La inversión destinada a esta recuperación supera los 6.000 millones de pesos hasta la fecha, con una proyección cercana a los 30.000 millones de pesos al cierre del año. Estos recursos han sido orientados al fortalecimiento de la infraestructura hospitalaria, la adquisición de equipos biomédicos y la mejora de las condiciones de atención para los pacientes del municipio y de la provincia del Alto Magdalena.

El proceso ha contado con el trabajo conjunto de diferentes entidades, entre ellas la Gobernación de Cundinamarca, la Secretaría de Salud departamental, el Hospital Universitario La Samaritana y las administraciones municipales. En este sentido, el mandatario expresó: “Mi reconocimiento al equipo del Hospital La Samaritana, a su gerente Jorge López; a la secretaria de Salud del Departamento, Neidy Tinjacá; al alcalde de Girardot, Salomón Said; a los alcaldes de la provincia del Alto Magdalena y del municipio de Flandes (Tolima), así como a sus concejos municipales, por esta recuperación progresiva y exitosa”.
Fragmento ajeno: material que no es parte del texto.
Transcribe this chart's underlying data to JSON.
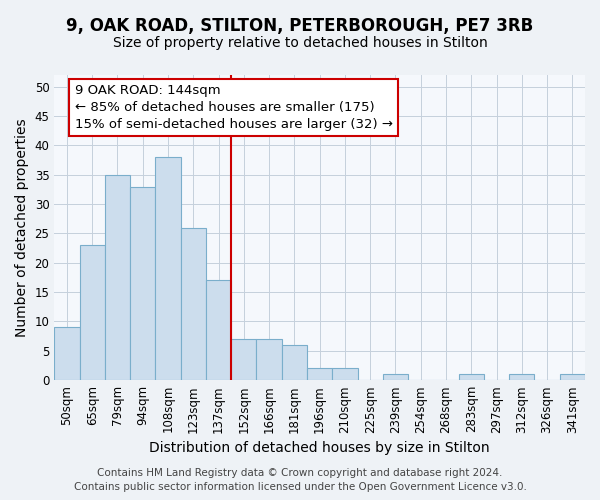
{
  "title": "9, OAK ROAD, STILTON, PETERBOROUGH, PE7 3RB",
  "subtitle": "Size of property relative to detached houses in Stilton",
  "xlabel": "Distribution of detached houses by size in Stilton",
  "ylabel": "Number of detached properties",
  "categories": [
    "50sqm",
    "65sqm",
    "79sqm",
    "94sqm",
    "108sqm",
    "123sqm",
    "137sqm",
    "152sqm",
    "166sqm",
    "181sqm",
    "196sqm",
    "210sqm",
    "225sqm",
    "239sqm",
    "254sqm",
    "268sqm",
    "283sqm",
    "297sqm",
    "312sqm",
    "326sqm",
    "341sqm"
  ],
  "values": [
    9,
    23,
    35,
    33,
    38,
    26,
    17,
    7,
    7,
    6,
    2,
    2,
    0,
    1,
    0,
    0,
    1,
    0,
    1,
    0,
    1
  ],
  "bar_color": "#ccdded",
  "bar_edge_color": "#7aaecb",
  "vline_color": "#cc0000",
  "annotation_text_line1": "9 OAK ROAD: 144sqm",
  "annotation_text_line2": "← 85% of detached houses are smaller (175)",
  "annotation_text_line3": "15% of semi-detached houses are larger (32) →",
  "ylim": [
    0,
    52
  ],
  "yticks": [
    0,
    5,
    10,
    15,
    20,
    25,
    30,
    35,
    40,
    45,
    50
  ],
  "footer_line1": "Contains HM Land Registry data © Crown copyright and database right 2024.",
  "footer_line2": "Contains public sector information licensed under the Open Government Licence v3.0.",
  "bg_color": "#eef2f6",
  "plot_bg_color": "#f5f8fc",
  "grid_color": "#c5d0dc",
  "title_fontsize": 12,
  "subtitle_fontsize": 10,
  "axis_label_fontsize": 10,
  "tick_fontsize": 8.5,
  "footer_fontsize": 7.5,
  "annot_fontsize": 9.5
}
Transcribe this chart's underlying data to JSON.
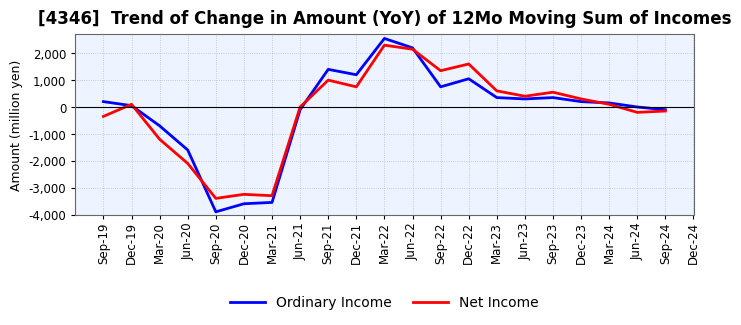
{
  "title": "[4346]  Trend of Change in Amount (YoY) of 12Mo Moving Sum of Incomes",
  "ylabel": "Amount (million yen)",
  "x_labels": [
    "Sep-19",
    "Dec-19",
    "Mar-20",
    "Jun-20",
    "Sep-20",
    "Dec-20",
    "Mar-21",
    "Jun-21",
    "Sep-21",
    "Dec-21",
    "Mar-22",
    "Jun-22",
    "Sep-22",
    "Dec-22",
    "Mar-23",
    "Jun-23",
    "Sep-23",
    "Dec-23",
    "Mar-24",
    "Jun-24",
    "Sep-24",
    "Dec-24"
  ],
  "ordinary_income": [
    200,
    50,
    -700,
    -1600,
    -3900,
    -3600,
    -3550,
    -100,
    1400,
    1200,
    2550,
    2200,
    750,
    1050,
    350,
    300,
    350,
    200,
    150,
    0,
    -100,
    null
  ],
  "net_income": [
    -350,
    100,
    -1200,
    -2100,
    -3400,
    -3250,
    -3300,
    0,
    1000,
    750,
    2300,
    2150,
    1350,
    1600,
    600,
    400,
    550,
    300,
    100,
    -200,
    -150,
    null
  ],
  "ordinary_color": "#0000FF",
  "net_color": "#FF0000",
  "ylim": [
    -4000,
    2700
  ],
  "yticks": [
    -4000,
    -3000,
    -2000,
    -1000,
    0,
    1000,
    2000
  ],
  "plot_bg_color": "#EEF4FF",
  "background_color": "#FFFFFF",
  "grid_color": "#AAAACC",
  "legend_ordinary": "Ordinary Income",
  "legend_net": "Net Income",
  "linewidth": 2.0,
  "title_fontsize": 12,
  "axis_label_fontsize": 9,
  "tick_fontsize": 8.5,
  "legend_fontsize": 10
}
La articulación institucional ha permitido restablecer servicios esenciales y fortalecer la red pública de salud en esta zona estratégica del departamento. Con la puesta en funcionamiento de las UCI y la ampliación de la oferta asistencial, el Hospital San Rafael de Girardot se posiciona como un referente para la atención de la población, con mayores capacidades para responder a las necesidades médicas y mejorar la calidad del servicio.

Estas acciones representan un avance significativo en la garantía del derecho a la salud, al facilitar el acceso a servicios especializados y reducir la necesidad de traslados a otros municipios. De esta manera, se busca mejorar la calidad de vida de los habitantes y fortalecer la confianza en las instituciones encargadas de la atención en salud.